Thursday, August 4, 2011

See All the Things! Or, uh, not.

Ninety minutes is not enough time to go to the Art Institute of Chicago. Hell, it's not enough time to go to any museum. But as I had three hours between trains, I decided that I couldn't be so close as 6 blocks and not go. There was one thing, in particular, that I wanted to see: the Golden Spider Silk Tapestry in the African gallery. Have you seen the video about this tapestry? It's so freaking cool. They actually pulled the silk from the bellies of Golden Orb spiders from Madagascar. Then they did it a whole bunch more times. Then they unstickied the silk, spun it into threads, warped a loom with it, then wove it into a bunch of small brocade panels which they attached to each other to make one big brocade panel. Seriously, if you're going to be in Chicago any time soon, you need to see this. And give yourself the whole day, would ya?

To get to the African gallery, you have to go through the American Indian gallery, as well as the Chinese gallery. And if you're me, and you're in a hurry to get to the African gallery, you miss the turn and take two trips through the South Asian gallery before you figure out where you're going. And then you go through it again to get to the textile gallery to see the special exhibit of kimonos. The South Asian gallery had all kinds of statuary of Hindu, Buddhist and other religions' gods, made from many different materials: stone, wood, metal. If I'd had more than 90 minutes, I'd have taken a closer look.

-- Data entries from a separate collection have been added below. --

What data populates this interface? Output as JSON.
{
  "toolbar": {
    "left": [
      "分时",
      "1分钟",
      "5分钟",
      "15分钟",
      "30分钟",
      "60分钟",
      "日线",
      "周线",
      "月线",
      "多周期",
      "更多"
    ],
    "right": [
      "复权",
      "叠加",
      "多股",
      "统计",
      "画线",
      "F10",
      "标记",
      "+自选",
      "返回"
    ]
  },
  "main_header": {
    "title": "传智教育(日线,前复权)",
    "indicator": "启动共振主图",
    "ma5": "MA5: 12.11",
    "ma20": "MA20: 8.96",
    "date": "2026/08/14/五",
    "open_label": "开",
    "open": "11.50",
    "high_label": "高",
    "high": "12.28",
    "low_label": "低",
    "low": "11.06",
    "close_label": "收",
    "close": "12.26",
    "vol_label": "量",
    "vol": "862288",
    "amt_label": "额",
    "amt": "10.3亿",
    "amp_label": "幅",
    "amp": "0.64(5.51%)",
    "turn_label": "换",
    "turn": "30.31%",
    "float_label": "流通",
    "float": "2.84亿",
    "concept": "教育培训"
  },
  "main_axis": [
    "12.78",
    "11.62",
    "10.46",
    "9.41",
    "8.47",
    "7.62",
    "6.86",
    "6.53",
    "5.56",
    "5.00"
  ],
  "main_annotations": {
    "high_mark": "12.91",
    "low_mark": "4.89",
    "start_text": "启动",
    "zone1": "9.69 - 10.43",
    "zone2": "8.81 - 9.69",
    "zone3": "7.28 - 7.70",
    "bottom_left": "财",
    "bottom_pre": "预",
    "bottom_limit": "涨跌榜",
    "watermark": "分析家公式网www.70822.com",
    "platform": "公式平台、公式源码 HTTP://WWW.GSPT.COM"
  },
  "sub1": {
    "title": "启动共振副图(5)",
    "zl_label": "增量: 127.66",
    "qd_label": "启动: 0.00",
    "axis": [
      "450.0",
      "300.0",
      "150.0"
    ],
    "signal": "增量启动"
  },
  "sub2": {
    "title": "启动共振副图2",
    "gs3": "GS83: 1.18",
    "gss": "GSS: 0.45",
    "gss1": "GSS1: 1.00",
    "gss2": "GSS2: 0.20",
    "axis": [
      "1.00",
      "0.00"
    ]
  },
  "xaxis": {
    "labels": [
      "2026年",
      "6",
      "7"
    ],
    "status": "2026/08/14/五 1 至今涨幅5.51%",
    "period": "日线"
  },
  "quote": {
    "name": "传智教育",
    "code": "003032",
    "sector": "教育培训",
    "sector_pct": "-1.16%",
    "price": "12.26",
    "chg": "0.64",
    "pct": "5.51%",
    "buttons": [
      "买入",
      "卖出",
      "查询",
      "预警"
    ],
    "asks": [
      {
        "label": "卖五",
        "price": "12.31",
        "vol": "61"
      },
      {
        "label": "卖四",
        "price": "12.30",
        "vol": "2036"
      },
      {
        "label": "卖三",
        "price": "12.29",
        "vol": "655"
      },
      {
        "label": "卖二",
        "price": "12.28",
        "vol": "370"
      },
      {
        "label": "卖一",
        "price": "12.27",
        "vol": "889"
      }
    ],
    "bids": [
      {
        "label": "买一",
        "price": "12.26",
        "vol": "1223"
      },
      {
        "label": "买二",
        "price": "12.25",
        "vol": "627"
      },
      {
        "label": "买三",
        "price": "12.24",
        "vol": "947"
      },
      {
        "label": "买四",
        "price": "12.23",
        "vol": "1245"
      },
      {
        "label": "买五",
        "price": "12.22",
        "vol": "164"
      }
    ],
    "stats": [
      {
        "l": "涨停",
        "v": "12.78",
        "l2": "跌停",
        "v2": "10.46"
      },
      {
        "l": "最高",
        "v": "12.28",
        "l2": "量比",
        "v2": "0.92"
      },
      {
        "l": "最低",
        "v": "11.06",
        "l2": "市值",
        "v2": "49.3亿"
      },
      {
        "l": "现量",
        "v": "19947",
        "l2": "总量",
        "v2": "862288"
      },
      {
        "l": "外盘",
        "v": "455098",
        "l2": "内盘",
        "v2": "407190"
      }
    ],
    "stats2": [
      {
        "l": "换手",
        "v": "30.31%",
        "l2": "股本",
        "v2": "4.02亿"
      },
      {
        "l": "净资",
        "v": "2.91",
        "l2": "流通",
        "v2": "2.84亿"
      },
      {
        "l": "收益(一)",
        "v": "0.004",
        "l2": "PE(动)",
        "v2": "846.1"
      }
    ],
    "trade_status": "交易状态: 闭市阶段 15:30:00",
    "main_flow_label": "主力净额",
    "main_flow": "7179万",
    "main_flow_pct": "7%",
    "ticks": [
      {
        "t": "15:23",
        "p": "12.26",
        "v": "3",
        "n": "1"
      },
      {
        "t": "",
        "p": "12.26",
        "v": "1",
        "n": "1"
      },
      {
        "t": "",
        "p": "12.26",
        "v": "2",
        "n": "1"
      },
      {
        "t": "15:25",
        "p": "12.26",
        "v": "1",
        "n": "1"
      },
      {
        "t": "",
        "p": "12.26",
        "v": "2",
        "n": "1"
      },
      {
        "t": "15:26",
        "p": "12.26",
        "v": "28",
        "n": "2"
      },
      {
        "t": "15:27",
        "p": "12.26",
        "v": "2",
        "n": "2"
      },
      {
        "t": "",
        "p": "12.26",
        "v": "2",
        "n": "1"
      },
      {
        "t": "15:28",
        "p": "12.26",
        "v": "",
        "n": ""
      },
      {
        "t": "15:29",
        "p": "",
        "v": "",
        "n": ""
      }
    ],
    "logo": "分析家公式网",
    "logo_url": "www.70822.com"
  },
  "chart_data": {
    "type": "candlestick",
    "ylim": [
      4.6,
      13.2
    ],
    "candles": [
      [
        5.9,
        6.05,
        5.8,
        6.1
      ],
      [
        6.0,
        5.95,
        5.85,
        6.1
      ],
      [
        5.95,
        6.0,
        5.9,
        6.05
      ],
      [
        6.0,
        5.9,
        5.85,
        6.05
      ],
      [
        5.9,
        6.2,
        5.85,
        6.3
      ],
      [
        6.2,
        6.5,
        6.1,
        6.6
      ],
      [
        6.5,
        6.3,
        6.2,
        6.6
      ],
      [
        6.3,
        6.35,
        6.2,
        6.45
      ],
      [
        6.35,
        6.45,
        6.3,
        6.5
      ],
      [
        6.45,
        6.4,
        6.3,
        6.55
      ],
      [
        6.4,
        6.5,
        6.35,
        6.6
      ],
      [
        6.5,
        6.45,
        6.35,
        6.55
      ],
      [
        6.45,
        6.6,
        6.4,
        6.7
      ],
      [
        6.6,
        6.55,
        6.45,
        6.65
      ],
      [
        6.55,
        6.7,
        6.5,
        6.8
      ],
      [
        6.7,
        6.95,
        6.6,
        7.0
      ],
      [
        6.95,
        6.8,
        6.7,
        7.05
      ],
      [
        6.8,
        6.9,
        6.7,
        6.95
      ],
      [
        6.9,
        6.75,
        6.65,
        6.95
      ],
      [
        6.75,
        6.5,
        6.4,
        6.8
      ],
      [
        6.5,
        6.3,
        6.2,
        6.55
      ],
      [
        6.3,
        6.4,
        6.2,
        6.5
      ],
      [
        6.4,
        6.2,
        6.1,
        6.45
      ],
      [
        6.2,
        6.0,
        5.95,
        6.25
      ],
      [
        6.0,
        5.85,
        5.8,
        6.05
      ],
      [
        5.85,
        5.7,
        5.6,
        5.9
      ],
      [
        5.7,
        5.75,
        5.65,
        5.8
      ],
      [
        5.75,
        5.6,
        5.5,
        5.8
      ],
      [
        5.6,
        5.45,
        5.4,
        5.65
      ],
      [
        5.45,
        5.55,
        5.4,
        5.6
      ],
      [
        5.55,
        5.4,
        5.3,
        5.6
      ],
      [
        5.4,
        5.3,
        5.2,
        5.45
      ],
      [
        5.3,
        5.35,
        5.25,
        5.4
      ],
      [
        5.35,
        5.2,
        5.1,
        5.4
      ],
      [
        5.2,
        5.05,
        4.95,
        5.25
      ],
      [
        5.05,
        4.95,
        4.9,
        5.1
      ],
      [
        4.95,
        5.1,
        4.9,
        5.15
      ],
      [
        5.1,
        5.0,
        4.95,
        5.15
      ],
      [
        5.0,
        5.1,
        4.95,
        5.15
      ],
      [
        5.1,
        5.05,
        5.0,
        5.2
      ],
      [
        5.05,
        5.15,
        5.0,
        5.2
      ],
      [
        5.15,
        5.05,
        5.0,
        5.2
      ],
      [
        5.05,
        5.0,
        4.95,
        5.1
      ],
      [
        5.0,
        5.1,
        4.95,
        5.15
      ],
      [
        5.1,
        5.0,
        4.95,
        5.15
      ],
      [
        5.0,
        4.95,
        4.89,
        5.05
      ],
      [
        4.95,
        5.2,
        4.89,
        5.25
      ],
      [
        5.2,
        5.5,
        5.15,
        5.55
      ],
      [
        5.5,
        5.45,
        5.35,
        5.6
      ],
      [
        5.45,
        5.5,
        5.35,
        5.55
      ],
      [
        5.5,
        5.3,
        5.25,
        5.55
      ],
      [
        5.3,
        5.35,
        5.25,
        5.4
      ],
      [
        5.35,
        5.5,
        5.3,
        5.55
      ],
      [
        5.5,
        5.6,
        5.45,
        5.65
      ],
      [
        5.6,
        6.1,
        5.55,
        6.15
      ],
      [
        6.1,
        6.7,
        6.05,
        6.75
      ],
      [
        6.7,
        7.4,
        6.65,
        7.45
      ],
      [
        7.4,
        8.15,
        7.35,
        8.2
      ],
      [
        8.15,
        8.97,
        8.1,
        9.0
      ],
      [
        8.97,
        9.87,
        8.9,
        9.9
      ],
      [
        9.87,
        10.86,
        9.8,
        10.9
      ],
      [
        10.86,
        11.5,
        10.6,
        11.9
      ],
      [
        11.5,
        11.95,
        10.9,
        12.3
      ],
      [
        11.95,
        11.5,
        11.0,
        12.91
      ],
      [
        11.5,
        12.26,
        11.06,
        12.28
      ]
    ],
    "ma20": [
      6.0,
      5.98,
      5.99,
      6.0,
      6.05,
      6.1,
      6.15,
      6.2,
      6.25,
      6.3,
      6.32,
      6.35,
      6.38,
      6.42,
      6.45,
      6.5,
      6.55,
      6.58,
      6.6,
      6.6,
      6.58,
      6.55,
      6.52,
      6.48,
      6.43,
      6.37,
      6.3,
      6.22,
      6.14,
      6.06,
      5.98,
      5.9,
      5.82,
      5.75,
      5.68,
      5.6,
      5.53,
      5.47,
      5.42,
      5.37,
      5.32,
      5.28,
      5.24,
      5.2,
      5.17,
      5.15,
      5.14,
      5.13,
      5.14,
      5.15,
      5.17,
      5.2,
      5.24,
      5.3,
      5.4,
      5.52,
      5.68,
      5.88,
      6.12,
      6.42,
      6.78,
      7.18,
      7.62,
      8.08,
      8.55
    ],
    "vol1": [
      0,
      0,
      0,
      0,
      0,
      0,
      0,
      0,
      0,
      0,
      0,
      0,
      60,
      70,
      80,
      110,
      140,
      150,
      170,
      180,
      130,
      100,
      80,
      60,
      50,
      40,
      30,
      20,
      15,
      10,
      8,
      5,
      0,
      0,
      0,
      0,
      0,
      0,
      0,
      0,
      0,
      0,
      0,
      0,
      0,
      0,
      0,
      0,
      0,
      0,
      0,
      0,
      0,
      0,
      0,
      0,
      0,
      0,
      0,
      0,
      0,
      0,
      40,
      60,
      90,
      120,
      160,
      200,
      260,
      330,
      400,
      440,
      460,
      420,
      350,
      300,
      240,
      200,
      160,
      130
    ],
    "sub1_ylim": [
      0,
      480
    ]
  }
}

After I flew through the African and South Asian galleries (with nary a look at the American Indian gallery), I went downstairs to see the kimonos. I took one picture (which didn't come out) before one of the security folks let me know that photography wasn't permitted in that exhibit. Anyway, the kimonos were all lovely, and I especially liked that they had on display some stencils that had been used in patterning on kimonos. My favorite of all that were on display was one that was a black and white checkered shogun's kimono which also had a very subtle floral pattern all over. Up close, you couldn't really see it - it really played tricks on my eyes. Stepping back a few feet, the floral patterning asserted itself. It was gorgeous.

After the kimonos, I decided I had time to take a lap through the Japanese gallery, which I don't remember having seen on past visits to the Art Institute. There was some interesting early sculpture, from the 5th century or so. I also took a look at the wood carvings and ceramics, but the space that really grabbed me was the Ando gallery, fully of woven bamboo baskets by artist Fujinuma Noboru. These were the most beautiful baskets I've ever seen. It makes me want to take up basketweaving, just to try. Of course I couldn't achieve that level of skill, but it would be fun to try. Maybe for my next hobby.

After the Japanese gallery it was time to head back to the train station to catch my train to Portland. I'm cheap enough that I only paid for a coach seat, rather than coughing up for a sleeper car. I lucked out and got a seat all to myself, but I very nearly had to sit next to the chattiest woman ever. She was on the phone the whole time the train was boarding, then she -horrors- started talking to me. And before you go thinking I'm a completely nasty person, it wasn't just small talk. She was heading for life's story territory just as I realized a couple seats were about to open up. I couldn't move fast enough. After I moved, she placed another call, which got her all the way to Wisconsin, I think.

In knitting news, I cast on for Peasy, by Heidi Kirrmaier, with more lovely Rowan Revive - it's the same yarn I used on my Vesper, by the same designer. Peasy is a top-down cardigan, with pretty little lacy/viney bits on the cardigan fronts. I'm knitting it with size 4 needles, which got me gauge the last time I knit with this yarn. I'm so glad I brought this project, as the miles of stockinette would be just the thing for a 46-hour train ride.